Induced pluripotent stem cells from a spinal muscular atrophy patient

TLDR: This is the first study to show that human induced pluripotent stem cells can be used to model the specific pathology seen in a genetically inherited disease and represents a promising resource to study disease mechanisms, screen new drug compounds and develop new therapies.

Abstract: Spinal muscular atrophy is one of the most common inherited forms of neurological disease leading to infant mortality. Patients have selective loss of lower motor neurons resulting in muscle weakness, paralysis and often death.
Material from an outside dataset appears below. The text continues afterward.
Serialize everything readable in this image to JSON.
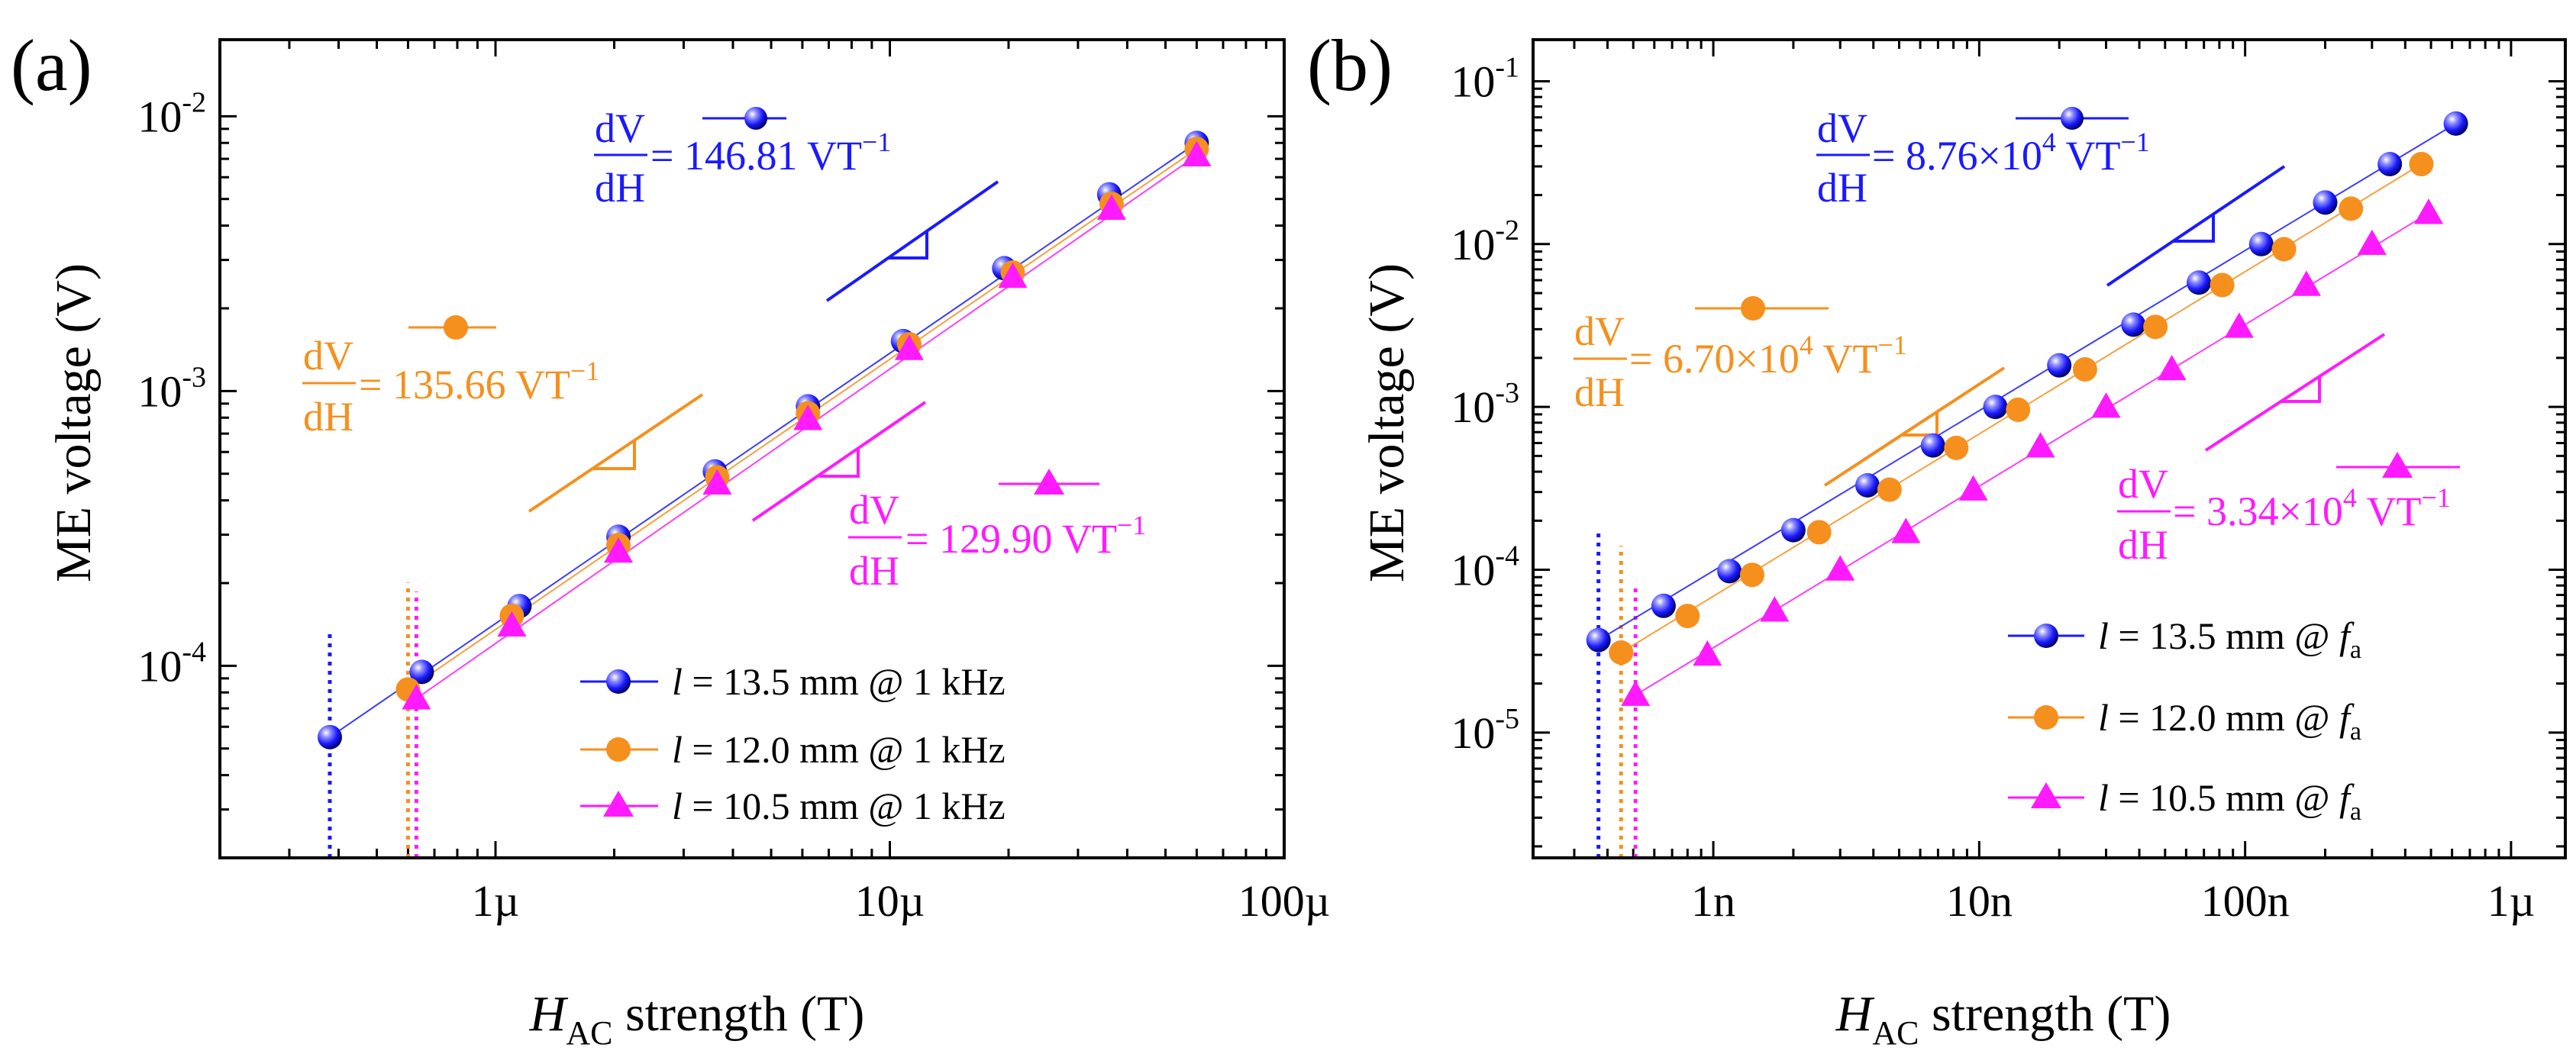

Although patient fibroblasts have been used extensively to study spinal muscular atrophy, motor neurons have a unique anatomy and physiology which may underlie their vulnerability to the disease process. Here we report the generation of induced pluripotent stem cells from skin fibroblast samples taken from a child with spinal muscular atrophy. These cells expanded robustly in culture, maintained the disease genotype and generated motor neurons that showed selective deficits compared to those derived from the child’s unaffected mother. This is the first study to show that human induced pluripotent stem cells can be used to model the specific pathology seen in a genetically inherited disease. As such, it represents a promising resource to study disease mechanisms, screen new drug compounds and develop new therapies. The inherited disease spinal muscular atrophy (SMA), one of the most common neurological disorders causing death in childhood, is caused by mutations in both copies of the SMN1 gene. Little is known about SMA pathogenesis, partly because it is unique to humans who have two versions of this gene — SMN1 and SMN2; rodents and other lab model candidates have just one. Now a new technique has been developed that creates a tool for studying SMA disease pathology at the cellular level. Skin fibroblasts from a child with SMA (and for comparison from his unaffected mother) were used to generate induced pluripotent stem (iPS) cell lines. They form neural progenitor cultures that can produce differentiated neural tissue and motor neurons that maintain the disease phenotype. The cultures also responded to drugs known to elevate the mutated protein associated with the disease. Similar iPS technology may be of value in the study of other genetic disorders such as Huntington's disease. This paper generates an iPS cell line from patients with spinal muscular atrophy, an autosomal recessive genetic disorder that is one of the most common inherited forms of neurological disease in children.